Boies is the guy who had Microsoft’s massive and well-paid legal team on the ropes when he spearheaded the antitrust case for the U.S. Justice Department in the late ’90s after the evisceration of Netscape Communications in the Web browser market.

Now Boies is seeking $1 billion or more from IBM, for allegedly violating SCO’s “shared libraries” of computer code for Unix (see Linux Plays On, June ’03, p.20). SCO contends IBM can’t possibly be developing its own variants of Linux or Unix without misappropriating SCO intellectual property.

SCO is well within its rights to pursue any and all computer software or services suppliers that use code it owns, for commercial purposes. But litigation is an abysmal substitute for a real business strategy—like producing a version of Unix that is superior to all other variants.

Instead, SCO’s latest operating plan appears to be to milk its intellectual property—while it still has value. SCO clearly recognizes that the proponents of Linux, from ragtag developers to mighty IBM with its tens of thousands of programmers, can and will find ways to develop wholly independent code.

This is a venerable strategy in tech circles. From 1986 to 1991, Texas Instruments enforced its Kilby patent and other claims on chipmakers, collecting $700 million of almost pure profit. Good thing, too. TI only earned $1 billion all told in that period.

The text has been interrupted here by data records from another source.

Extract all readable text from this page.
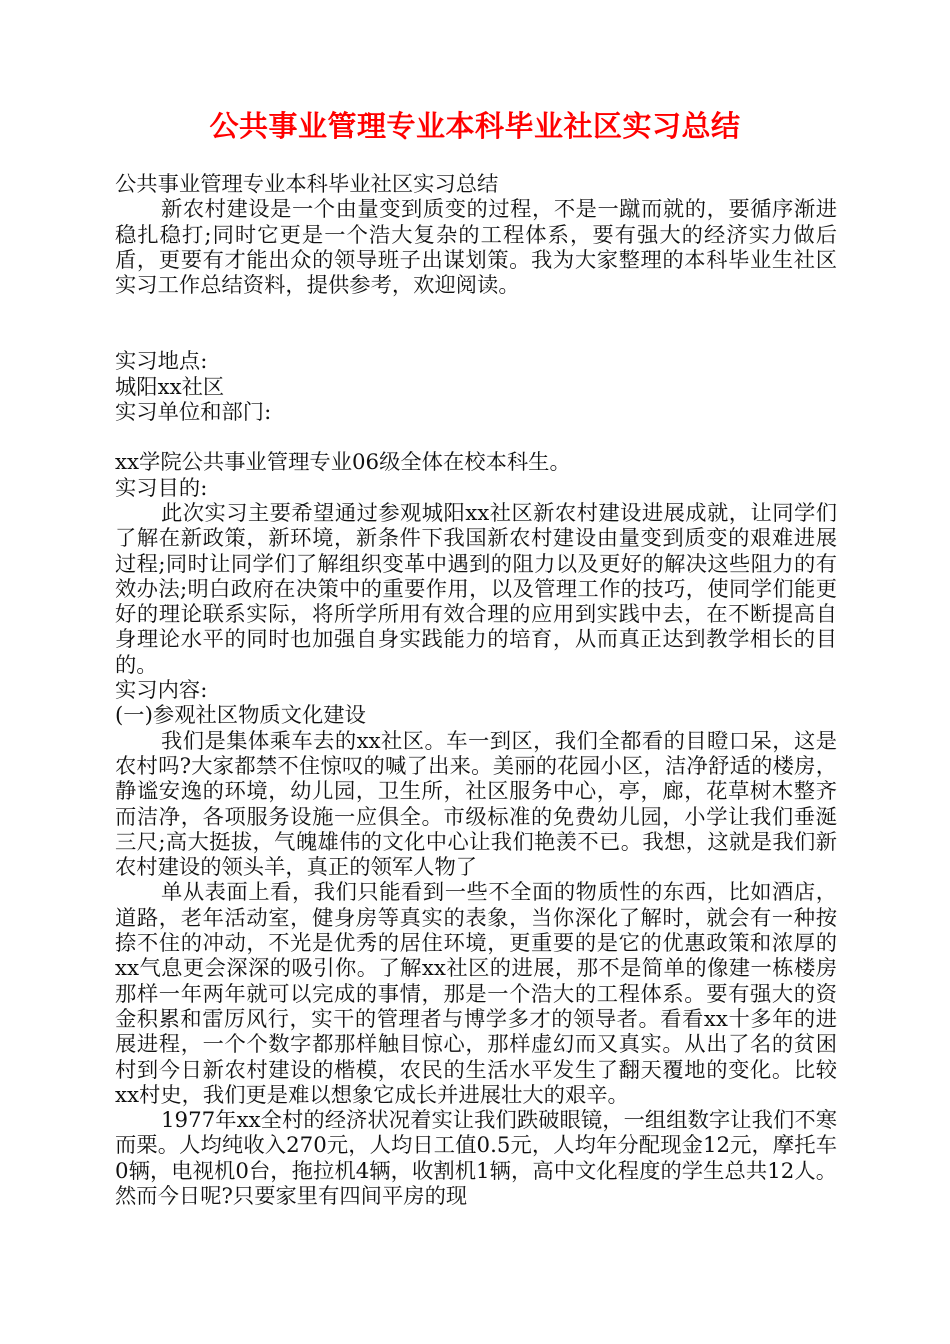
公共事业管理专业本科毕业社区实习总结

公共事业管理专业本科毕业社区实习总结

新农村建设是一个由量变到质变的过程，不是一蹴而就的，要循序渐进稳扎稳打;同时它更是一个浩大复杂的工程体系，要有强大的经济实力做后盾，更要有才能出众的领导班子出谋划策。我为大家整理的本科毕业生社区实习工作总结资料，提供参考，欢迎阅读。

实习地点:

城阳xx社区

实习单位和部门:

xx学院公共事业管理专业06级全体在校本科生。

实习目的:

此次实习主要希望通过参观城阳xx社区新农村建设进展成就，让同学们了解在新政策，新环境，新条件下我国新农村建设由量变到质变的艰难进展过程;同时让同学们了解组织变革中遇到的阻力以及更好的解决这些阻力的有效办法;明白政府在决策中的重要作用，以及管理工作的技巧，使同学们能更好的理论联系实际，将所学所用有效合理的应用到实践中去，在不断提高自身理论水平的同时也加强自身实践能力的培育，从而真正达到教学相长的目的。

实习内容:

(一)参观社区物质文化建设

我们是集体乘车去的xx社区。车一到区，我们全都看的目瞪口呆，这是农村吗?大家都禁不住惊叹的喊了出来。美丽的花园小区，洁净舒适的楼房，静谧安逸的环境，幼儿园，卫生所，社区服务中心，亭，廊，花草树木整齐而洁净，各项服务设施一应俱全。市级标准的免费幼儿园，小学让我们垂涎三尺;高大挺拔，气魄雄伟的文化中心让我们艳羡不已。我想，这就是我们新农村建设的领头羊，真正的领军人物了

单从表面上看，我们只能看到一些不全面的物质性的东西，比如酒店，道路，老年活动室，健身房等真实的表象，当你深化了解时，就会有一种按捺不住的冲动，不光是优秀的居住环境，更重要的是它的优惠政策和浓厚的xx气息更会深深的吸引你。了解xx社区的进展，那不是简单的像建一栋楼房那样一年两年就可以完成的事情，那是一个浩大的工程体系。要有强大的资金积累和雷厉风行，实干的管理者与博学多才的领导者。看看xx十多年的进展进程，一个个数字都那样触目惊心，那样虚幻而又真实。从出了名的贫困村到今日新农村建设的楷模，农民的生活水平发生了翻天覆地的变化。比较xx村史，我们更是难以想象它成长并进展壮大的艰辛。

1977年xx全村的经济状况着实让我们跌破眼镜，一组组数字让我们不寒而栗。人均纯收入270元，人均日工值0.5元，人均年分配现金12元，摩托车0辆，电视机0台，拖拉机4辆，收割机1辆，高中文化程度的学生总共12人。然而今日呢?只要家里有四间平房的现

There are companies whose entire businesses are built on enforcing and collecting on technology patents. One semi-celebrated example is Refac International. This outfit at one point took in close to $10 million on the rights to the flashing colons you once saw on alarm clocks. More trenchantly, Refac tried a decade ago to enforce a patent regarding the recalculation methodology used in virtually every electronic spreadsheet. Refac filed nuisance lawsuits against Borland, Lotus, Microsoft and others.

SCO is starting to take on a similar cast. Look at its results for the quarter ended April 30, 2003. The company reported an operating profit of $4.9 million.

Go back to the top lines. Revenue from operating system sales was $13.1 million. The big boost was from its licensing initiative, which added $8.3 million of revenue— and $6.1 million to its gross profit.

Simply put, SCO would still be an unprofitable software company, without getting aggressive on licensing.

To be sure, enterprise customers need all the healthy software vendors they can support.

But it remains to be seen whether SCO will take its profits, innovate and create a superior set of Linux and Unix software for which companies will consistently pay. That would be the only real victory in this initiative.

It’s the only viable option for SCO. In the long run, the army of collaborators on Linux will excise any proprietary code that may lurk in its innards.